見てみて、と凪乃はコントローラーを手渡す。
俺はメニューからステータス画面を開くと、思わず驚きの声を上げた。
「レベル、前の倍くらいになってるじゃん」
「うん。ずーっとモンスターを狩ってたから。だから今日はサクサク進められるよー」
凪乃は俺の反応に満足した様子で、コントローラーをひょいと取って、主人公キャラを動かし始めた。
嬉しそうにゲームを進める彼女の横顔を、俺は複雑な心境で見つめる。
パジャマは小学生の頃からのものなのか丈が短く、時折はだけて見える横腹は不健康なまでに青白い。
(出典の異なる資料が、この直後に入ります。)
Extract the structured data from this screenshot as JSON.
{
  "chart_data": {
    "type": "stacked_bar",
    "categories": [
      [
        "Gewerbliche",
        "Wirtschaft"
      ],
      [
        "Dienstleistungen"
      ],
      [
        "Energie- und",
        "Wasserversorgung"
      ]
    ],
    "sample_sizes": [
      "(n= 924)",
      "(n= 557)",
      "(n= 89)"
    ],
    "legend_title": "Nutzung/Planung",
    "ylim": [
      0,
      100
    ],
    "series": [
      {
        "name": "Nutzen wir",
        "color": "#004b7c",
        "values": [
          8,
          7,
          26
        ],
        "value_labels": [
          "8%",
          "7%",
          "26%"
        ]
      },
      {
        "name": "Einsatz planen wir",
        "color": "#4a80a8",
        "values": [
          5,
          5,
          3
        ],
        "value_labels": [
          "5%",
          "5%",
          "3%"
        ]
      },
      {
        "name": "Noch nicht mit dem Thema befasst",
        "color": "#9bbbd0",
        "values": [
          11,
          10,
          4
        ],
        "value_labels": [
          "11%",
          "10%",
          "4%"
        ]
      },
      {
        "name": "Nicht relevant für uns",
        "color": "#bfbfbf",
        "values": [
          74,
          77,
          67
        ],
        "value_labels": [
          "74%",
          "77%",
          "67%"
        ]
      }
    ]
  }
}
それに袖から見える手足も、小学生の頃よりも華奢に見えた。
戦闘シーンに入ると、パーティのレベルが表示される。
パーティの仲間全員が、主人公同様のところまでレベル上げされていた。
ここまで上げるのに、いったいどれだけの時間を使ったのだろうか。
「この第4章がすっごくアツい展開だって、ネットに書いてあったんだー」
日中しゃべっていないせいか、声は幾分か細い。
でも彼女の表情は、段々と明るさを取り戻してきている。
「お母さん、七海くんのぶんも晩ご飯作ってくれてると思うから、よかったら食べていかない?」
「ありがとう。親に今から連絡しておくよ」
そう言うと、彼女はまた、ぱぁっと明るい笑みを浮かべた。
それからは、俺は凪乃とこの部屋で一緒にご飯を食べて、第四章が終わるまで一緒に過ごした。
ただ、いつものことだが、終わりの時間が近づくにつれて、段々と元気がなくなっていく。
その姿を見ると、毎度のことながら心が痛む。
そう。
これが、不登校となり家からも出られなくなってしまった、中学2年現在の遠坂凪乃<<とおさか なぎの>>の姿だった……。